You're in need of a great cigar bar for a seriously manly session of smoke and alcohol intake. However, you absolutely don't want to be surrounded by:
- Young, faux-rich jackasses who see the movie Boiler Room as an invaluable primer instead of a cautionary tale
- Old, truly rich jackasses, whose hobbies include "accidentally" tipping people like you to fetch their top hat from the coat-check
Try Hudson Bar and Books - upscale enough to suggest success, yet chilled out enough to discourage unbearable conversations about how tough it is to find a trustworthy yacht captain. The space is very smoky, very small, and often packed, but somehow getting a seat is rarely difficult. As a bonus, during warm months a few sidewalk tables appear, allowing your carcinogenic exhalations to drift away, clogging up the lungs of countless health obsessed West Villagers instead of clinging to your clothes.

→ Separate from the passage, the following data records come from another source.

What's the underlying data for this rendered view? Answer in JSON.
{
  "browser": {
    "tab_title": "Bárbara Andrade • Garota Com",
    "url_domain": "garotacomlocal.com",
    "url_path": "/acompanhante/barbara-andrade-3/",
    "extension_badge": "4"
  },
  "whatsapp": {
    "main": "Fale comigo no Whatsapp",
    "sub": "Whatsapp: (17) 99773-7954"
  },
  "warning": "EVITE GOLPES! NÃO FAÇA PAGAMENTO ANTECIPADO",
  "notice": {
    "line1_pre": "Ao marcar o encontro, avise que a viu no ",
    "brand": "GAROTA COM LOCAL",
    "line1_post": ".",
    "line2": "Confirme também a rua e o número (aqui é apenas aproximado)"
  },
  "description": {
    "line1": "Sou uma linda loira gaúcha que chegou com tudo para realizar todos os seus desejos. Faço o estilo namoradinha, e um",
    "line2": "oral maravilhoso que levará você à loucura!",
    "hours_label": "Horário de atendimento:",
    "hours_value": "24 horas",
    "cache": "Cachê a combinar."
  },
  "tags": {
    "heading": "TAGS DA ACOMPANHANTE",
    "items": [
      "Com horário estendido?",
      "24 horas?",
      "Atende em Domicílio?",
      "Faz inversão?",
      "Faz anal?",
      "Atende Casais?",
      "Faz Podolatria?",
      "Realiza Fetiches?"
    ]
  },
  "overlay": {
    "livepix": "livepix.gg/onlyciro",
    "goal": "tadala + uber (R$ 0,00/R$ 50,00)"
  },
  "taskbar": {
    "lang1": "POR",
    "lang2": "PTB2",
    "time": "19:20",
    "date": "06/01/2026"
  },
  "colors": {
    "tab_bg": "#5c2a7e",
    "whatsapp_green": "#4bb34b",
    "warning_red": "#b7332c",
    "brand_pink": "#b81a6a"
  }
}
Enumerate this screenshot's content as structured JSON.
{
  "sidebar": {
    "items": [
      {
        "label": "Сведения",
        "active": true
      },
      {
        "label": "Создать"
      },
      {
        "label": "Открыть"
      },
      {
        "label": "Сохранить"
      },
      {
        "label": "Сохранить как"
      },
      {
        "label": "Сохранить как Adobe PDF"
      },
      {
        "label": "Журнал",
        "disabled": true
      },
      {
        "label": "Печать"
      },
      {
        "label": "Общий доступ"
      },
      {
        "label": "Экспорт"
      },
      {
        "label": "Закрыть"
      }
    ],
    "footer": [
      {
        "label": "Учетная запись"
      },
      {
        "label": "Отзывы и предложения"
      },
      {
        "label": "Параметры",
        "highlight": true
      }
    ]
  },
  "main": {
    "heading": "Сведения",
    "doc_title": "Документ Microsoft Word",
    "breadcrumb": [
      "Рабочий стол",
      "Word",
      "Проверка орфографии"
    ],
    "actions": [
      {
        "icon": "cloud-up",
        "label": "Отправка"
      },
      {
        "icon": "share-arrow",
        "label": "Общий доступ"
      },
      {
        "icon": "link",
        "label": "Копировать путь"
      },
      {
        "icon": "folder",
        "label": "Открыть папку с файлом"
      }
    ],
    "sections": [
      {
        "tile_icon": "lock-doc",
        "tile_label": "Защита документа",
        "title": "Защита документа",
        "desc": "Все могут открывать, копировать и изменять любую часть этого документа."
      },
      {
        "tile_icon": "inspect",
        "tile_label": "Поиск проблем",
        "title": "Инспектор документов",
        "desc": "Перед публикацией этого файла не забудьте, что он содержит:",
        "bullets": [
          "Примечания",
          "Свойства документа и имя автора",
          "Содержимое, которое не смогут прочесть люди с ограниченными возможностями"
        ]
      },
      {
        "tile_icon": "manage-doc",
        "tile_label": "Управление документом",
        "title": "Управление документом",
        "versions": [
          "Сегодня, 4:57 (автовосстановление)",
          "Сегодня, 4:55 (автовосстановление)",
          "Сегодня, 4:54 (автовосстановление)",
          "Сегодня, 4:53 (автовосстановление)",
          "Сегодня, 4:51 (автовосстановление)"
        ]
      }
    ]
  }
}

Hudson's cigar selection is solid; and the BYO cutting fee is only $2*, the price of a bar of soap, or a personal appearance by Carrot Top. Most impressive, though, are the reasonably priced scotch and whiskey flights: For $16, you can choose a premium sextet from Hudson's boundless stock. Or, for a little more cash, you can cover the spectrum of Johnnie Walkers: from Regular Guy Red; to Blue, the super-premium sipped by men who could have Regular Guy shipped to a Lithuanian sulfur mine with one ominously one-sided phone conversation.
At Hudson Bar and Books, men can be men - without being surrounded by dicks. Of course, there might be more to being a man than inhaling scotch and Cuban contraband. But we really hope there isn't.